Wczoraj zgłaszająca zawiadomiła policjantów, że w miejscowości Karp kierujący skuterem wyjechał z drogi gruntowej na drogę publiczną bezpośrednio przed jej samochód. Następnie nie mogąc utrzymać prostego toru jazdy wjechał na przeciwny pas ruchu, powrócił na swój pas i po pewnym czasie skręcił na teren posesji. Zgłaszającej udało się uniknąć zderzenia ze skuterem, jednak przypuszczając, że kierujący jest nietrzeźwy postanowiła zadzwonić na numer alarmowy.

Przypuszczenia zgłaszającej potwierdzili policjanci. Wykonane przez nich badanie stanu trzeźwości kierującego skuterem - 52-latka z gminy Sitno, wykazało w jego organizmie blisko 3,5 promila. Dodatkowo pojazd, którym się poruszał nie miał aktualnych badań technicznych. Mężczyzna odpowie za kierowanie w stanie nietrzeźwości.

Konsekwencje kierowania pojazdem w stanie nietrzeźwości poniesie też kierujący mercedesem, którego patrol zamojskiego ruchu drogowego zatrzymał wczoraj do kontroli drogowej w Wielączy. Siedzący za kierownicą tego pojazdu 40-latek z gminy Szczebrzeszyn w organizmie miał ponad 0,6 promila. Dodatkowo będąc nietrzeźwym przewoził 5-letnie dziecko, nad którym sprawował opiekę. O sytuacji został powiadomiony sąd do spraw rodzinnych i nieletnich.
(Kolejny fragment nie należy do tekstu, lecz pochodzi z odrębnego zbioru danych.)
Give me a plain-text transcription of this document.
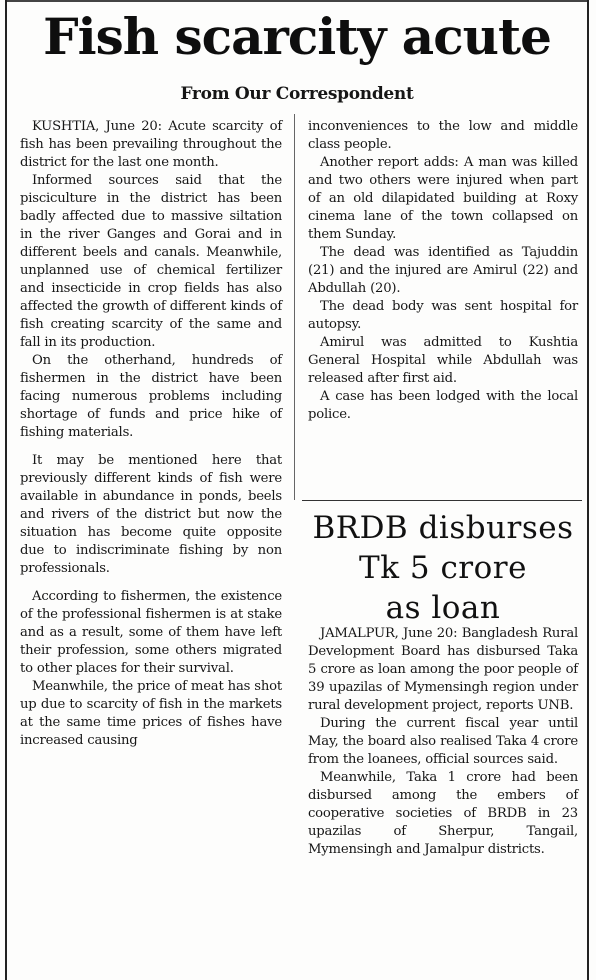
Fish scarcity acute
From Our Correspondent

KUSHTIA, June 20: Acute scarcity of fish has been prevailing throughout the district for the last one month.

Informed sources said that the pisciculture in the district has been badly affected due to massive siltation in the river Ganges and Gorai and in different beels and canals. Meanwhile, unplanned use of chemical fertilizer and insecticide in crop fields has also affected the growth of different kinds of fish creating scarcity of the same and fall in its production.

On the otherhand, hundreds of fishermen in the district have been facing numerous problems including shortage of funds and price hike of fishing materials.

It may be mentioned here that previously different kinds of fish were available in abundance in ponds, beels and rivers of the district but now the situation has become quite opposite due to indiscriminate fishing by non professionals.

According to fishermen, the existence of the professional fishermen is at stake and as a result, some of them have left their profession, some others migrated to other places for their survival.

Meanwhile, the price of meat has shot up due to scarcity of fish in the markets at the same time prices of fishes have increased causing

inconveniences to the low and middle class people.

Another report adds: A man was killed and two others were injured when part of an old dilapidated building at Roxy cinema lane of the town collapsed on them Sunday.

The dead was identified as Tajuddin (21) and the injured are Amirul (22) and Abdullah (20).

The dead body was sent hospital for autopsy.

Amirul was admitted to Kushtia General Hospital while Abdullah was released after first aid.

A case has been lodged with the local police.

BRDB disburses
Tk 5 crore
as loan

JAMALPUR, June 20: Bangladesh Rural Development Board has disbursed Taka 5 crore as loan among the poor people of 39 upazilas of Mymensingh region under rural development project, reports UNB.

During the current fiscal year until May, the board also realised Taka 4 crore from the loanees, official sources said.

Meanwhile, Taka 1 crore had been disbursed among the embers of cooperative societies of BRDB in 23 upazilas of Sherpur, Tangail, Mymensingh and Jamalpur districts.
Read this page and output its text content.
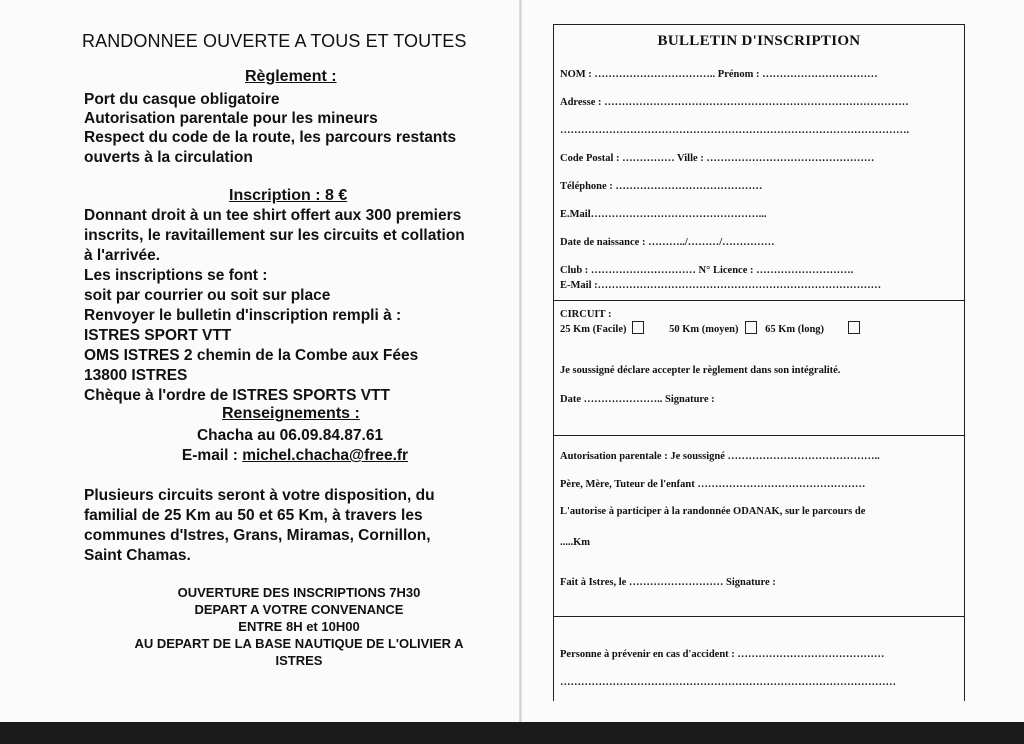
RANDONNEE OUVERTE A TOUS ET TOUTES
Règlement :
Port du casque obligatoire
Autorisation parentale pour les mineurs
Respect du code de la route, les parcours restants
ouverts à la circulation
Inscription : 8 €
Donnant droit à un tee shirt offert aux 300 premiers
inscrits, le ravitaillement sur les circuits et collation
à l'arrivée.
Les inscriptions se font :
soit par courrier ou soit sur place
Renvoyer le bulletin d'inscription rempli à :
ISTRES SPORT VTT
OMS ISTRES 2 chemin de la Combe aux Fées
13800 ISTRES
Chèque à l'ordre de ISTRES SPORTS VTT
Renseignements :
Chacha au 06.09.84.87.61
E-mail : michel.chacha@free.fr
Plusieurs circuits seront à votre disposition, du
familial de 25 Km au 50 et 65 Km, à travers les
communes d'Istres, Grans, Miramas, Cornillon,
Saint Chamas.
OUVERTURE DES INSCRIPTIONS 7H30
DEPART A VOTRE CONVENANCE
ENTRE 8H et 10H00
AU DEPART DE LA BASE NAUTIQUE DE L'OLIVIER A
ISTRES
BULLETIN D'INSCRIPTION
NOM : …………………………….. Prénom : ……………………………
Adresse : ……………………………………………………………………………
……………………………………………………………………………………….
Code Postal : …………… Ville : …………………………………………
Téléphone : ……………………………………
E.Mail…………………………………………...
Date de naissance : ………../………/……………
Club : ………………………… N° Licence : ……………………….
E-Mail :………………………………………………………………………
CIRCUIT :
25 Km (Facile)	50 Km (moyen)	65 Km (long)
Je soussigné déclare accepter le règlement dans son intégralité.
Date ………………….. Signature :
Autorisation parentale : Je soussigné ……………………………………..
Père, Mère, Tuteur de l'enfant …………………………………………
L'autorise à participer à la randonnée ODANAK, sur le parcours de
.....Km
Fait à Istres, le ……………………… Signature :
Personne à prévenir en cas d'accident : ……………………………………
……………………………………………………………………………………
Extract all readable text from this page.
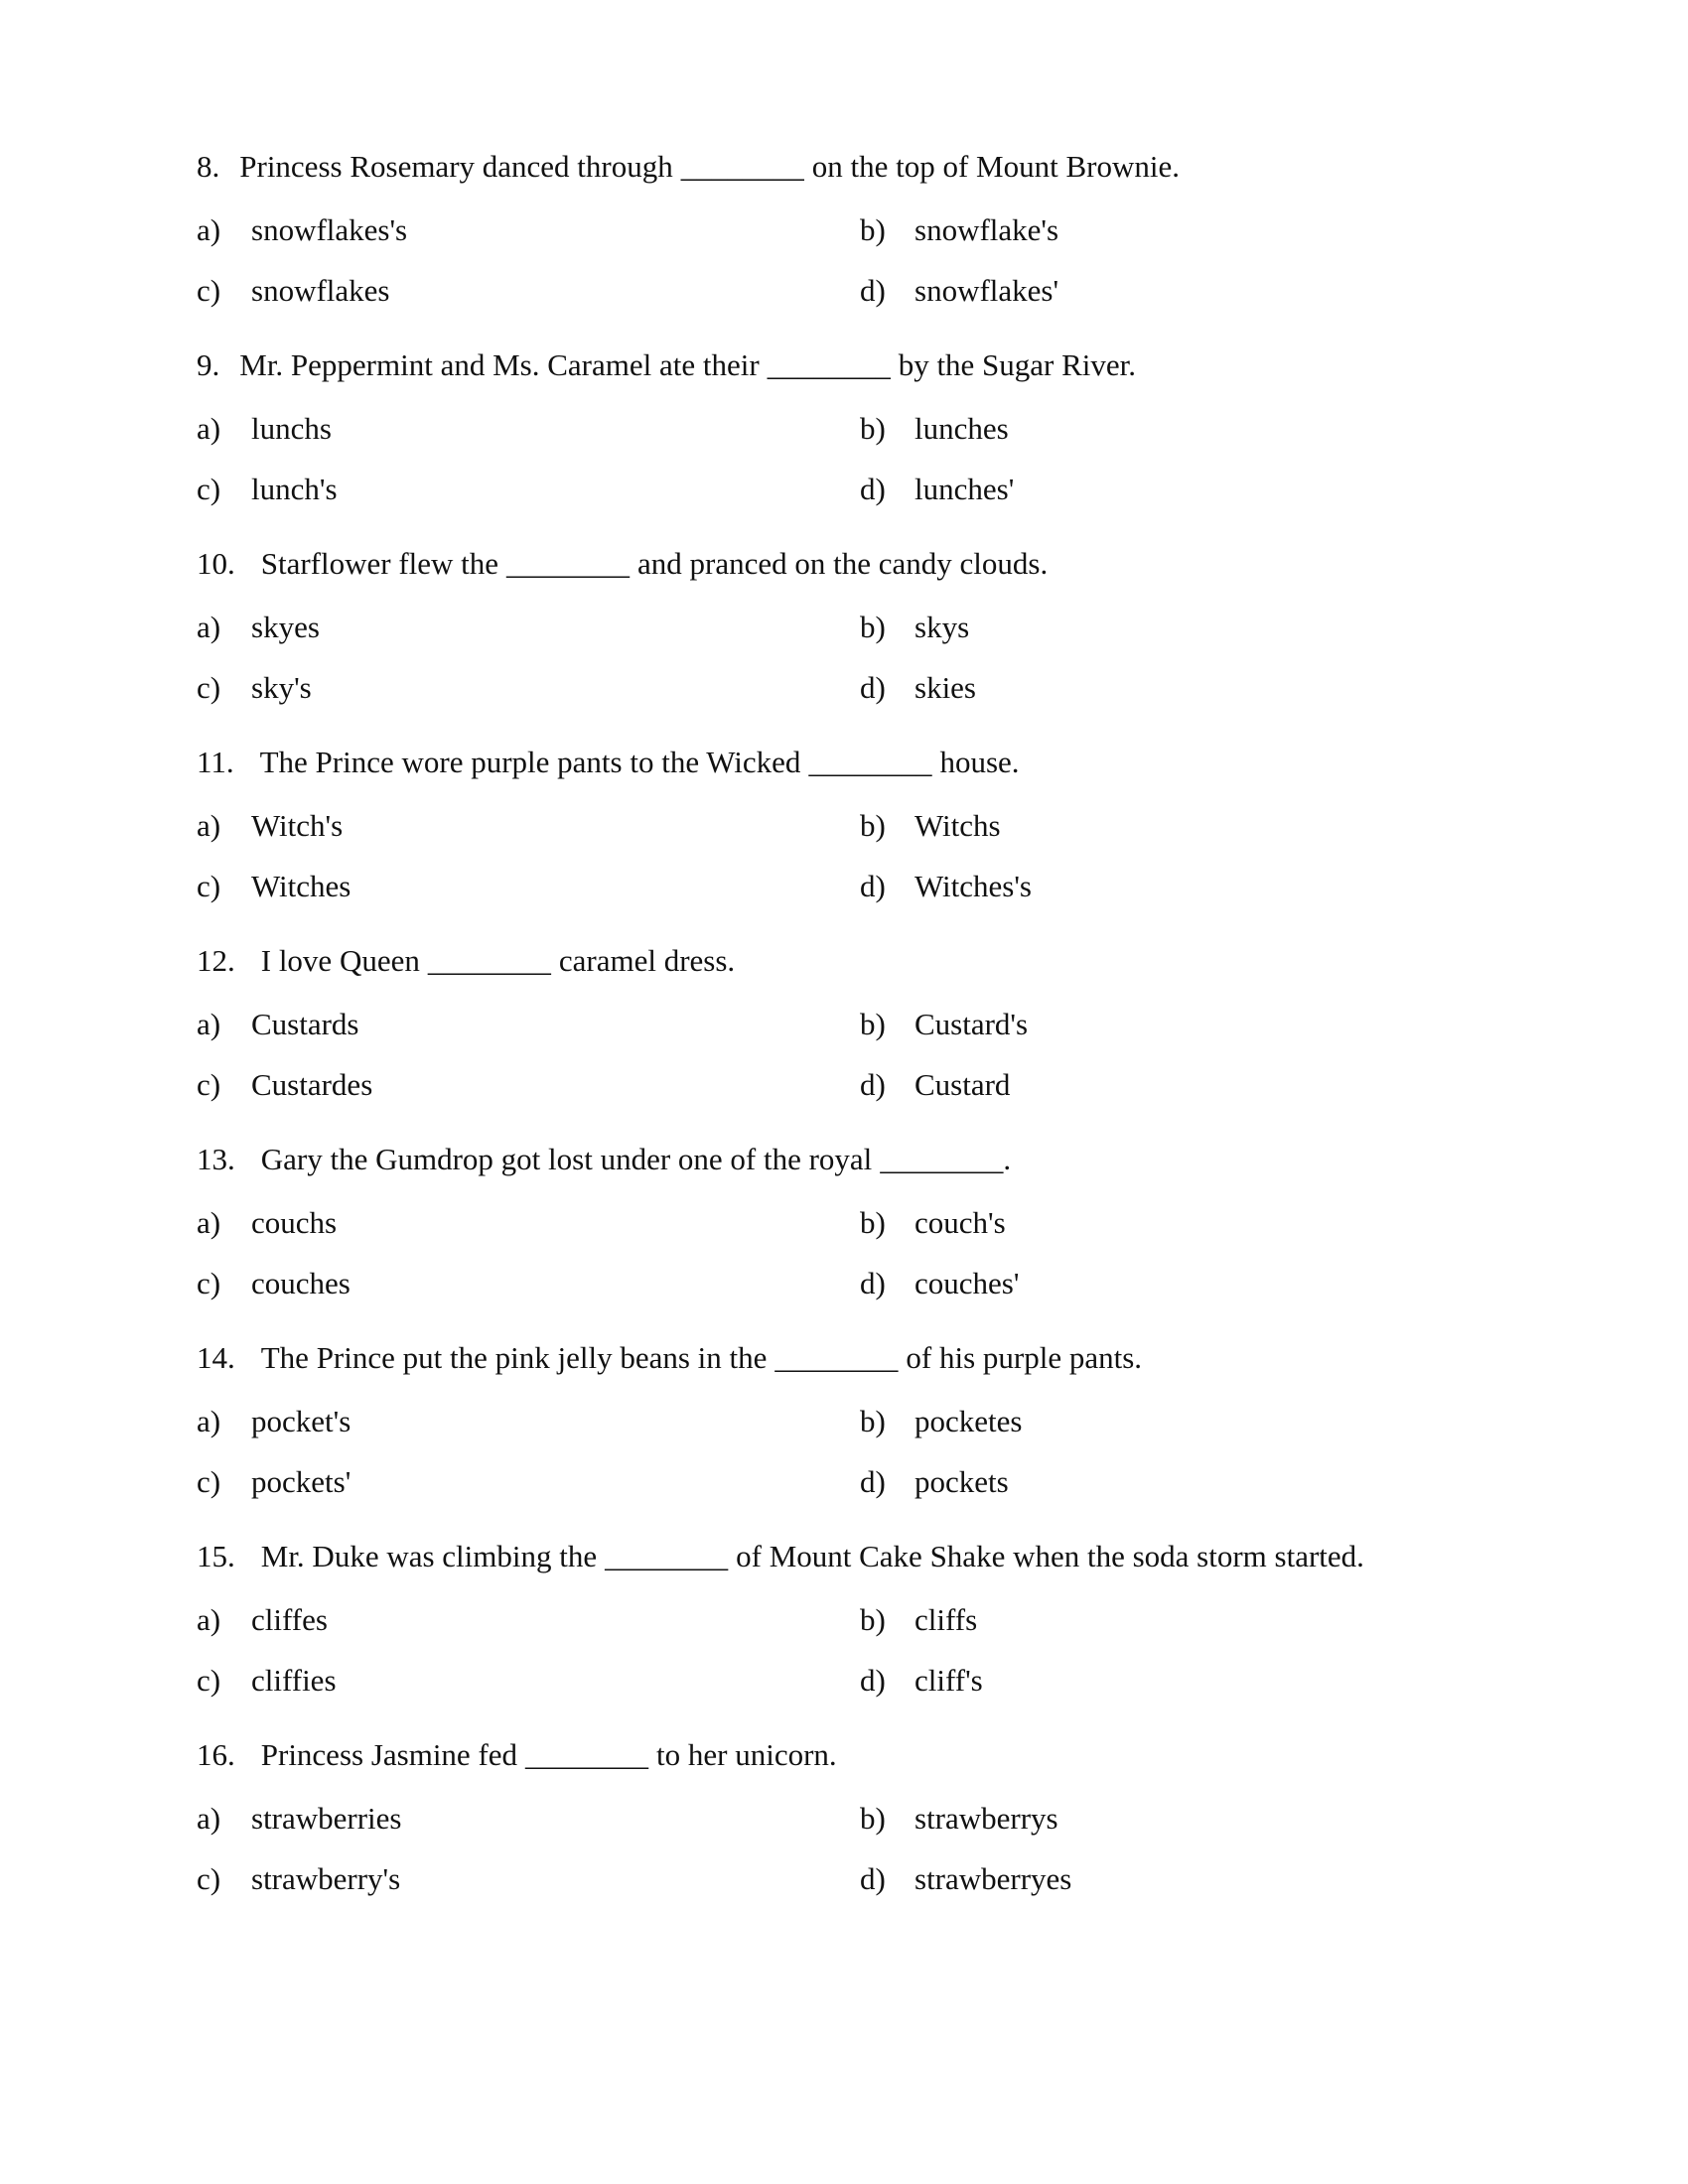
8. Princess Rosemary danced through ________ on the top of Mount Brownie.
a) snowflakes's	b) snowflake's
c) snowflakes	d) snowflakes'
9. Mr. Peppermint and Ms. Caramel ate their ________ by the Sugar River.
a) lunchs	b) lunches
c) lunch's	d) lunches'
10. Starflower flew the ________ and pranced on the candy clouds.
a) skyes	b) skys
c) sky's	d) skies
11. The Prince wore purple pants to the Wicked ________ house.
a) Witch's	b) Witchs
c) Witches	d) Witches's
12. I love Queen ________ caramel dress.
a) Custards	b) Custard's
c) Custardes	d) Custard
13. Gary the Gumdrop got lost under one of the royal ________.
a) couchs	b) couch's
c) couches	d) couches'
14. The Prince put the pink jelly beans in the ________ of his purple pants.
a) pocket's	b) pocketes
c) pockets'	d) pockets
15. Mr. Duke was climbing the ________ of Mount Cake Shake when the soda storm started.
a) cliffes	b) cliffs
c) cliffies	d) cliff's
16. Princess Jasmine fed ________ to her unicorn.
a) strawberries	b) strawberrys
c) strawberry's	d) strawberryes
Maluchem natomiast zaopiekowała się babcia.

Przypominamy, że kierowanie pojazdem mechanicznym w stanie nietrzeźwości zagrożone jest karą pozbawienia wolności do lat 2 oraz utratą prawa jazdy. Dodatkowo pijany kierowca stwarza realne zagrożenie na drodze. Przez jego nieodpowiedzialne zachowanie ktoś może stracić zdrowie, a nawet życie.